I want to know how the mutex (or the other locking implementation) implements the wait functionallity for the lock function. I mean, is that a cpu instruction that queue the mutex.lock calls, is that implemented in OS only or what?

In the tests I did, I think this wait functionallity is done only in OS layer and is made creating some sort of spinning, checking is the lock is available to proceed and if not putting the thread to sleep. Is that right?

Thank you very much.

Answer 1

It's platform dependent. Typically there is a spin lock portion which falls back to blocking in the operating system if a fixed spin limit is reached.

The spinlock is typically implemented by reading a memory address that contains a particular value when the mutex is unlocked. If it is seen as unlocked, an attempt is made to atomically change that value from the unlocked value to the locked value. If that atomic exchange succeeds, the mutex is locked. Typically the number of spins is counted and if a limit is reached, we switch to blocking in the OS.

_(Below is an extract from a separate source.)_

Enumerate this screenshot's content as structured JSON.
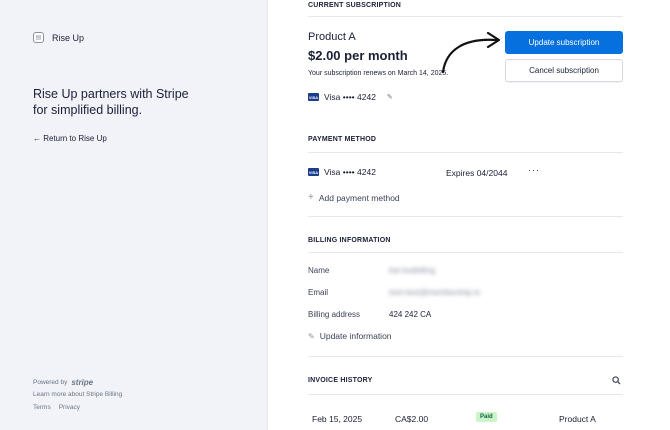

The block in the OS is typically implemented much the same way except that instead of sleeping, the thread adds itself to a list of things waiting for the lock. When a thread releases the lock, it checks if anything is waiting in the OS and, if so, unblocks it. This causes the OS to schedule that thread. It typically then tries to perform the same atomic exchange that a spinlock would try, blocking again in the OS if it fails.

In pseudo-code:

Lock:

1. Check the memory location to see if the lock is locked. If so, go to step 3.
2. Try to atomically switch the memory location from unlocked to locked. If we succeed, stop, we hold the lock.
3. Increment the spin count. If we haven't spun too many times, go to step 1.
4. Atomically increment the number of threads waiting for this lock.
5. Try to atomically switch the memory location from unlocked to locked. If we succeed, decrement the number of waiting threads and stop, we hold the lock.
6. Conditionally block in the OS.
7. Go to step 5.

Unlock:

1. Atomically set the memory location holding the lock state to unlocked.
2. If the number of threads waiting for this lock in the OS is greater than zero, tell the OS to unblock any threads waiting for this lock.

Note that the OS has to implement some mechanism to avoid the race where the request to unblock any threads waiting in the OS happens just before a thread manages to block. The method varies from OS to OS. For example, Linux has something called a "futex", which is essentially a way to implement steps 4, 5, and 6 of the locking pseudo-code atomically.

Caution: If you attempt to implement this algorithm in code, understand that you will likely produce a toy that will not perform nearly as well as a proper implementation. You need deep, platform-specific knowledge to avoid nasty performance-sucking traps you can fall into. For example, it's easy to code a spinlock such that it steals core execution resources from another thread sharing the physical core in CPUs with hyper-threading. And it's easy to code the successful exchange so that the CPU's branch prediction predicts it will fail and you take a horrible branch misprediction penalty when you acquire the lock.